# Math Help - Solving Mixture Problem using 1st Order Lin Dif. Eq.

1. ## Solving Mixture Problem using 1st Order Lin Dif. Eq.

word problems. awesome

Water flows through a purifying machine at the rate 50 gal/min. The machine removes 10% of the impurities as the water flows through. Suppose I have 1000 gallons of water containing 5 gallons of impurities. How long do I have to run it through the machine to reduce the amount of impurity to half a gallon?

So I tried setting this up in the form dx/dt + r_out*(x/V) = r_in*c_in, where r_in and r_out are 50 gal/min, V is 1000 and my initial condition is x(0) = 5 gal/V. The problem is, I don't know what to use for c_in (concentration of the inflow).

I'm pretty sure the problem wants me to use the integrating factor method and I'm comfortable doing so, I just can't figure out how to set up the problem in its entirety. Anybody want to help me figure out how to find c_in?

2. ## Re: Solving Mixture Problem using 1st Order Lin Dif. Eq.

Originally Posted by rhobere
word problems. awesome

Water flows through a purifying machine at the rate 50 gal/min. The machine removes 10% of the impurities as the water flows through. Suppose I have 1000 gallons of water containing 5 gallons of impurities. How long do I have to run it through the machine to reduce the amount of impurity to half a gallon?

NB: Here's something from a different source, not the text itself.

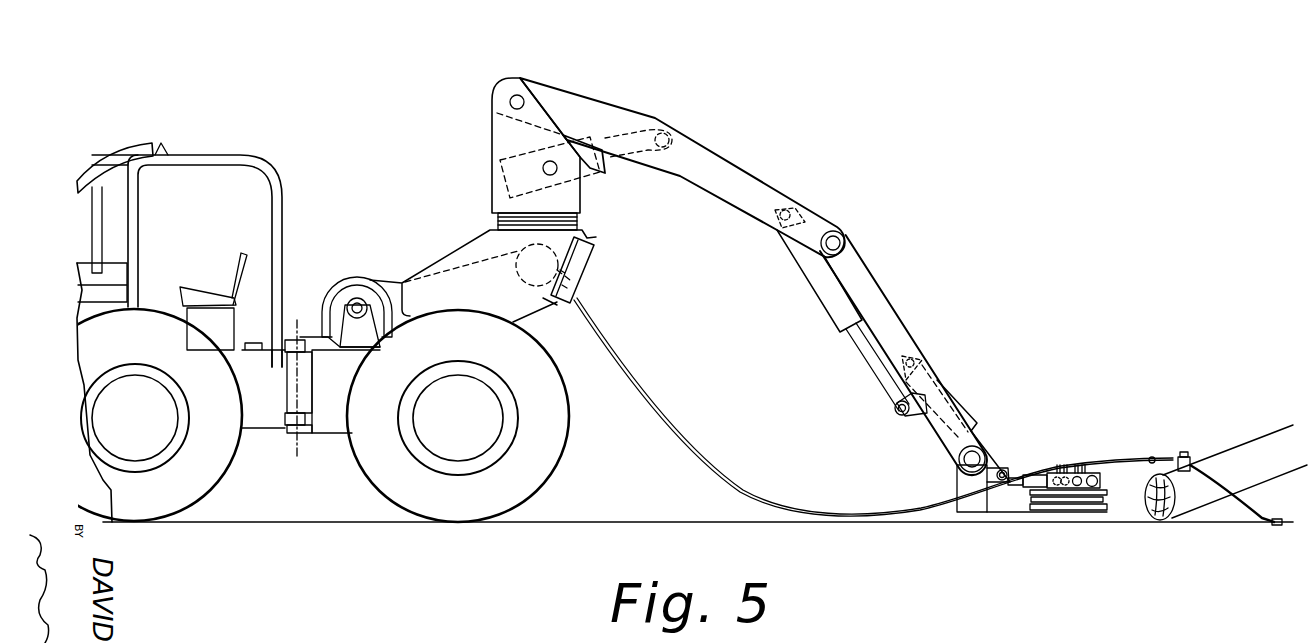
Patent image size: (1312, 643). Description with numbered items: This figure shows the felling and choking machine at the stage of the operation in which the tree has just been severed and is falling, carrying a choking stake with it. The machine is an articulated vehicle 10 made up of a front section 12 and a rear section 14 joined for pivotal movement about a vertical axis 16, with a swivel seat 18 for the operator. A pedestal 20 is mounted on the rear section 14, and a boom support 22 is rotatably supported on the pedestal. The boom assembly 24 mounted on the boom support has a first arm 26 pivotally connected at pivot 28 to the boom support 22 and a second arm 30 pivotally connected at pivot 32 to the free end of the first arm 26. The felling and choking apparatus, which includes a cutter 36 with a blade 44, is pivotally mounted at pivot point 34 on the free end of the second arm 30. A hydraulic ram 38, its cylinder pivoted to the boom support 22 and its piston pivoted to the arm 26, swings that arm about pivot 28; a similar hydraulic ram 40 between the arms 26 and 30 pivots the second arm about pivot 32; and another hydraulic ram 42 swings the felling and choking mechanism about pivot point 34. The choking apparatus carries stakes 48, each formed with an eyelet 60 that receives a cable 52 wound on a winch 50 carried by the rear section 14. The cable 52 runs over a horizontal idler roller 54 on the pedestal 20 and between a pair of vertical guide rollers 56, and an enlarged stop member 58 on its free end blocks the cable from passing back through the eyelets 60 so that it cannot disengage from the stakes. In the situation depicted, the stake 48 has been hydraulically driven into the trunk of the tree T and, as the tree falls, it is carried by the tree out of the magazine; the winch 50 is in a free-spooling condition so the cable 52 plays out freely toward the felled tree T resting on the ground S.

So I tried setting this up in the form dx/dt + r_out*(x/V) = r_in*c_in, where r_in and r_out are 50 gal/min, V is 1000 and my initial condition is x(0) = 5 gal/V. The problem is, I don't know what to use for c_in (concentration of the inflow).

I'm pretty sure the problem wants me to use the integrating factor method and I'm comfortable doing so, I just can't figure out how to set up the problem in its entirety. Anybody want to help me figure out how to find c_in?
I would say that c_in = 0. If you're flowing pure water into the purifier, then c_in = 0.

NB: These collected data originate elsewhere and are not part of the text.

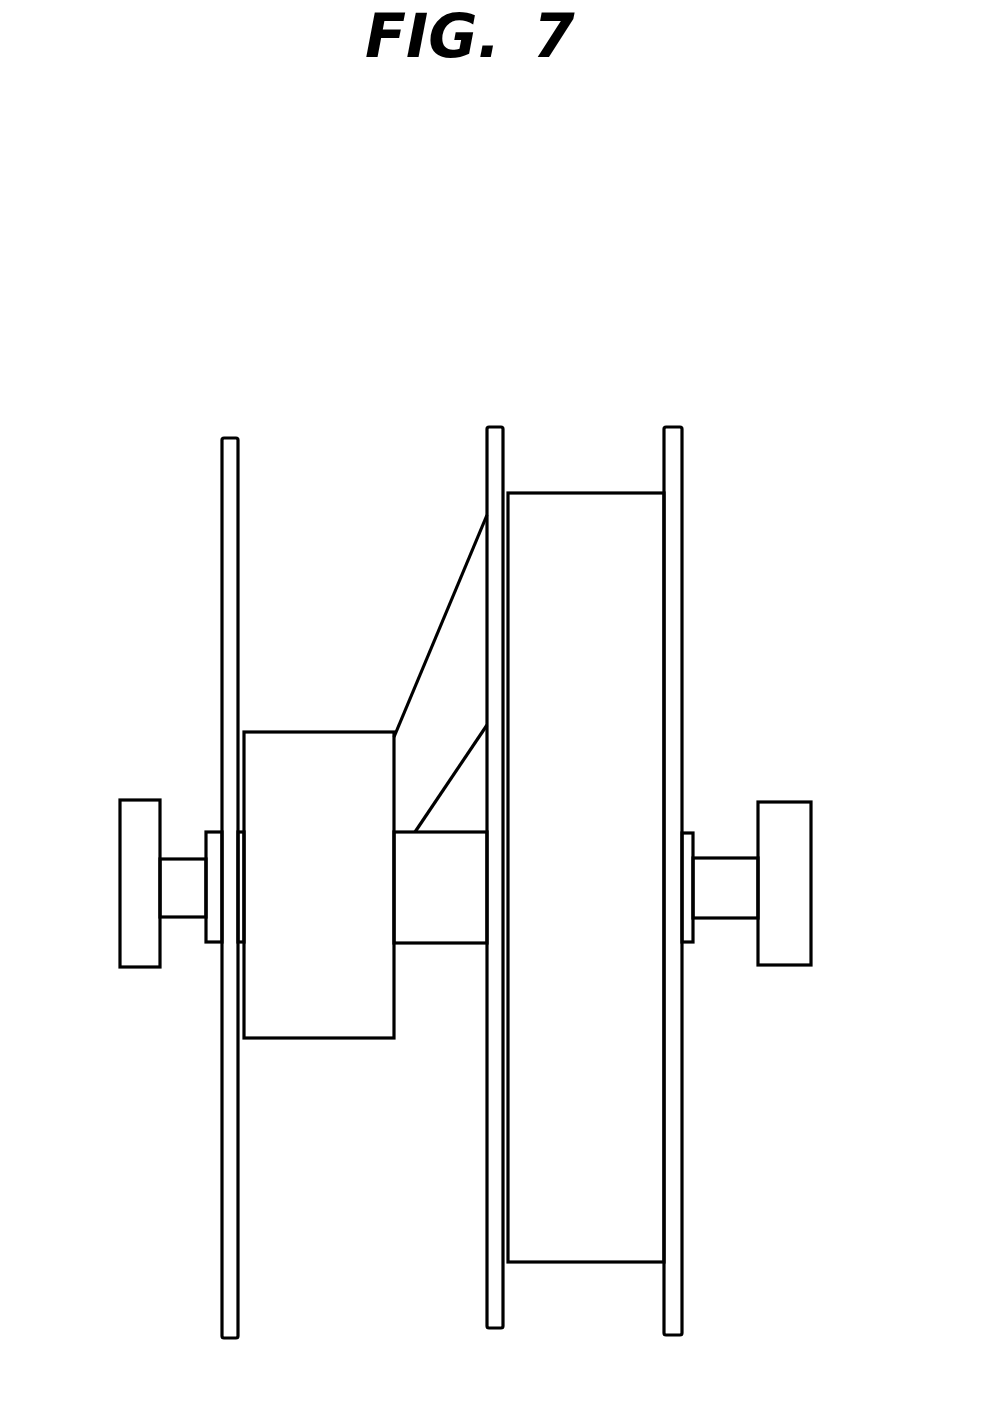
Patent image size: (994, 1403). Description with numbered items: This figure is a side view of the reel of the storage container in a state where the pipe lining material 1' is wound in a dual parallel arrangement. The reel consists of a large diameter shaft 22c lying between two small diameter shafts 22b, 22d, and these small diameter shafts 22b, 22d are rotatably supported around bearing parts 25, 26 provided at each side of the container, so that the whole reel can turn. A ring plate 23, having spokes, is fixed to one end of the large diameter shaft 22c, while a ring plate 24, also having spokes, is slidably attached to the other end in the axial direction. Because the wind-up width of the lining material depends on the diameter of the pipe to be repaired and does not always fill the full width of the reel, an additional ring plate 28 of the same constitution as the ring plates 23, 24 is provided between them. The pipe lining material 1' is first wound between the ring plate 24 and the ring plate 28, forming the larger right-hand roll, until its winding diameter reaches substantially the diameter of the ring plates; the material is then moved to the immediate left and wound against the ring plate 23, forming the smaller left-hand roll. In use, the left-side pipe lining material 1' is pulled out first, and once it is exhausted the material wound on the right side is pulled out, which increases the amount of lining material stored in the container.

The pipe lining material 1' is at (454, 792).
The ring plate 23 is at (228, 437).
The ring plate 24 is at (680, 427).
The bearing part 25 is at (140, 800).
The bearing part 26 is at (783, 802).
The ring plate 28 is at (495, 427).
The small diameter shaft 22b is at (188, 917).
The large diameter shaft 22c is at (452, 943).
The small diameter shaft 22d is at (720, 918).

3. ## Re: Solving Mixture Problem using 1st Order Lin Dif. Eq.

I think the idea is more that the water is pumped from the container through the pump, where 10% of the impurities are removed before being pumped back into the tank. otherwise the fact that the pump is removing 10% of the impurities would be irrelevant. if the water isn't being pumped back into the tank, the problem would at least have to make a mention of there being a new source of water I would think.

the best I could come up with is that c_in is a continuous growth rate. as in A_0e^rt, where A_0 is equal to 5 gallons of impurities and r is equal to .9 (-10% impurities per cycle = 1-.1 = .9). when I use it try to solve it in that form I get a negative number for t.

4. ## Re: Solving Mixture Problem using 1st Order Lin Dif. Eq.

Originally Posted by rhobere
I think the idea is more that the water is pumped from the container through the pump, where 10% of the impurities are removed before being pumped back into the tank. otherwise the fact that the pump is removing 10% of the impurities would be irrelevant. if the water isn't being pumped back into the tank, the problem would at least have to make a mention of there being a new source of water I would think.

the best I could come up with is that c_in is a continuous growth rate. as in A_0e^rt, where A_0 is equal to 5 gallons of impurities and r is equal to .9 (-10% impurities per cycle = 1-.1 = .9). when I use it try to solve it in that form I get a negative number for t.
Yeah, I was totally off in my response. Why would you put pure water into a purifier?

So, I'm thinking your P&ID would look something like this: one tank, line out to a pump, which leads to the purifier, which comes back into the tank. Would that be correct?

If so, then I would agree that r_in and r_out are equal. (The pressures on either side of the pump would not be equal, but the flows would.) Wouldn't the c_out be 0.9 * c_in? And if the concentration in is just x/V, then you've got the DE

$\frac{dx}{dt}=r_{\text{in}}c_{\text{in}}-r_{\text{out}}c_{\text{out}}=50\,(0.9)\frac{x}{V}-50\,\frac{x}{V}=-50(0.1)\frac{x}{V}.$

How does that strike you?

5. ## Re: Solving Mixture Problem using 1st Order Lin Dif. Eq.

Well, I went and talked to my professor about it yesterday and you're spot on although he got to the answer a little differently. I, however, was WAY over-analyzing it.

c_out was the unknown x/V = x/1000
c_in was simply c_out - the fraction of c_out that was removed per cycle. so (x/1000 - .1x/1000)

ends up being:

dx/dt = 50(x/1000-.1x/1000)-50(x/1000) which simplifies to

dx/dt = -.005x and so on from there. (I'm writing this based off memory right now so there may be some subtle errors. lol)

6. ## Re: Solving Mixture Problem using 1st Order Lin Dif. Eq.

So the solution to the DE is... what?